Time crawled from that point forward.
I checked my Robot phone every five minutes to see if she’d replied.
She hadn’t.
There was a slight chance she was out of town again on another business trip. She was in sales. Maybe that was why she wasn’t answering my texts. Maybe she was too busy.
By 3 o’clock, I couldn’t stand it.
I had to know if she was in the office or not.
I got up from my cube and went into Clifton’s.
“Yo!” he said cheerfully when he spun his chair around.
I leaned down and whispered, “Hey. Do me a favor?”
He draped one arm casually over the back of his chair and smirked, “Gimme Stazia’s boob pic, and I will.”
“No!”
“Kidding,” he grinned. “Whadda you need?”
“Can you check and see if she’s at work today?”
“Go look yourself. You know where sales is. If she’s there, talk to her.”
I shook my head, “I promised her I wouldn’t.”
“Why?”
“It’s…” I never thought I’d be saying this, but I did, “…it’s complicated.” Which was code for, “Don’t ask.”
Clifton nodded, “Sure. I’ll go look. Be back shortly.”
He got up and I went back to my cube.
Minutes seemed like hours until Clifton’s reflection appeared in the rearview mirror stuck to my monitor.
I turned around in my chair, “Is she here?”
He nodded, “Yup. She’s in her office now.”
“She has an office?”
“Nice one,” he emphasized. “Go talk to her. Tell her to close the door so you can talk in private.
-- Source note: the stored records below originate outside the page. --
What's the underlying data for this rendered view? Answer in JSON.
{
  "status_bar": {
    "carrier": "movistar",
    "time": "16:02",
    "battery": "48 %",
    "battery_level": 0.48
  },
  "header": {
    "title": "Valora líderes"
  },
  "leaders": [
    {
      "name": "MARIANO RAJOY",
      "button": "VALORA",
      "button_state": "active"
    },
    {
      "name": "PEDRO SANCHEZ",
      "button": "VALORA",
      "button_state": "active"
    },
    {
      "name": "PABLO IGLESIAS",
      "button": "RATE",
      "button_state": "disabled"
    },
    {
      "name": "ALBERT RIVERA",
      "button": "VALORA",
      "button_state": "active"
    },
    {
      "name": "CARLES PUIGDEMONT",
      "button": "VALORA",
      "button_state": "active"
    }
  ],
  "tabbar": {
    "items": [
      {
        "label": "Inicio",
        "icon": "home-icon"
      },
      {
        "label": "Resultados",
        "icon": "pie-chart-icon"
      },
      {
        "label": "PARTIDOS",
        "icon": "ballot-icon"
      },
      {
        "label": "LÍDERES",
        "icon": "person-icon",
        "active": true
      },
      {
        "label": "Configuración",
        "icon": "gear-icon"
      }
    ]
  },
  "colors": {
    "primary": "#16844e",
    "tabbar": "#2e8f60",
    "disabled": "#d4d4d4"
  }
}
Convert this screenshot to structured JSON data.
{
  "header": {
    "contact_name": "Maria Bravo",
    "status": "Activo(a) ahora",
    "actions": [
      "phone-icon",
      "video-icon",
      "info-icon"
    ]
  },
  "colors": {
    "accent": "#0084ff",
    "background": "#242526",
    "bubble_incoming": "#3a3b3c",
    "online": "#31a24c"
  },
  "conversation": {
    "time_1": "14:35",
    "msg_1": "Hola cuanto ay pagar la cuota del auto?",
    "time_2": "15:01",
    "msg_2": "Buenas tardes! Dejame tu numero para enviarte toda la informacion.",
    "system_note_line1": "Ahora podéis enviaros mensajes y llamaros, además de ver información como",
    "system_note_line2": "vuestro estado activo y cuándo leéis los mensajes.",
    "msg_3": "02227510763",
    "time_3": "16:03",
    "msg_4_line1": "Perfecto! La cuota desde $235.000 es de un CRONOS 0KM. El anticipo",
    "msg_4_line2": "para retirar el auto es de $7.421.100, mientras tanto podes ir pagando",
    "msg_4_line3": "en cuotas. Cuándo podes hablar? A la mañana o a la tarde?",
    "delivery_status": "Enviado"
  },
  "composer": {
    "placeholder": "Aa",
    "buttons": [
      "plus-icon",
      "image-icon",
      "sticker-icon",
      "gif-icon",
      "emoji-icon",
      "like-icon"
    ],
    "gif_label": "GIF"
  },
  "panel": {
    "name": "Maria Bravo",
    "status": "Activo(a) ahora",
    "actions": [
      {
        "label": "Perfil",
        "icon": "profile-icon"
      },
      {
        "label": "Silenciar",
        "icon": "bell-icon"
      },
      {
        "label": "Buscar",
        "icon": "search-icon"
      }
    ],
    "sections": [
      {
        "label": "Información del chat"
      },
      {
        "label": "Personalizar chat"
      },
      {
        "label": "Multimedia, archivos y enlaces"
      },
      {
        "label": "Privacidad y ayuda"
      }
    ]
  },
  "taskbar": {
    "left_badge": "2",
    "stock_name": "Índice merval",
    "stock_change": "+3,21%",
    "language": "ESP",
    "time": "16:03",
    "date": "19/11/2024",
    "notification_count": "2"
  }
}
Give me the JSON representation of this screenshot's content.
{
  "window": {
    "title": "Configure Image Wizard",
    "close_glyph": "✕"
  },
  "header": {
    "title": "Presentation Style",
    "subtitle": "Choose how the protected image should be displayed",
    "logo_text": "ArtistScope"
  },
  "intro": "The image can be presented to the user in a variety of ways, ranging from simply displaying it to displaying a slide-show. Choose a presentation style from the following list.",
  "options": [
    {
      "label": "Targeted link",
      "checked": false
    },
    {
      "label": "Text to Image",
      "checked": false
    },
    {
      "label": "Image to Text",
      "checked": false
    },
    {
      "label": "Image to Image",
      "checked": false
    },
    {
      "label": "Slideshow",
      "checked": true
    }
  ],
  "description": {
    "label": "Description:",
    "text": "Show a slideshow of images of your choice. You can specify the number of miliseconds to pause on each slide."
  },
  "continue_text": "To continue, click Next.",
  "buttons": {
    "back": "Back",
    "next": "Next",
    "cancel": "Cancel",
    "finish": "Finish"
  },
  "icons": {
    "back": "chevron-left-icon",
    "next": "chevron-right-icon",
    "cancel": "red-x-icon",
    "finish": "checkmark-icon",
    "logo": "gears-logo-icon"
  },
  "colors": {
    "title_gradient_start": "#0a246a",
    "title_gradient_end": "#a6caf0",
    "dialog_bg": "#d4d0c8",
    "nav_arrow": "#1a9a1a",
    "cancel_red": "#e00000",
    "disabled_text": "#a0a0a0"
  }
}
And do other… things…” Clifton grinned, his face pinching into a snivel.
I rolled my eyes at his last comment.
I wanted to go talk to Stazia, but she had made herself clear. No interaction of any kind here at YouDoIt. She had also made her current disinterest clear by not responding to my text from 6 hours ago.
Conclusion: I had botched things up beyond repair.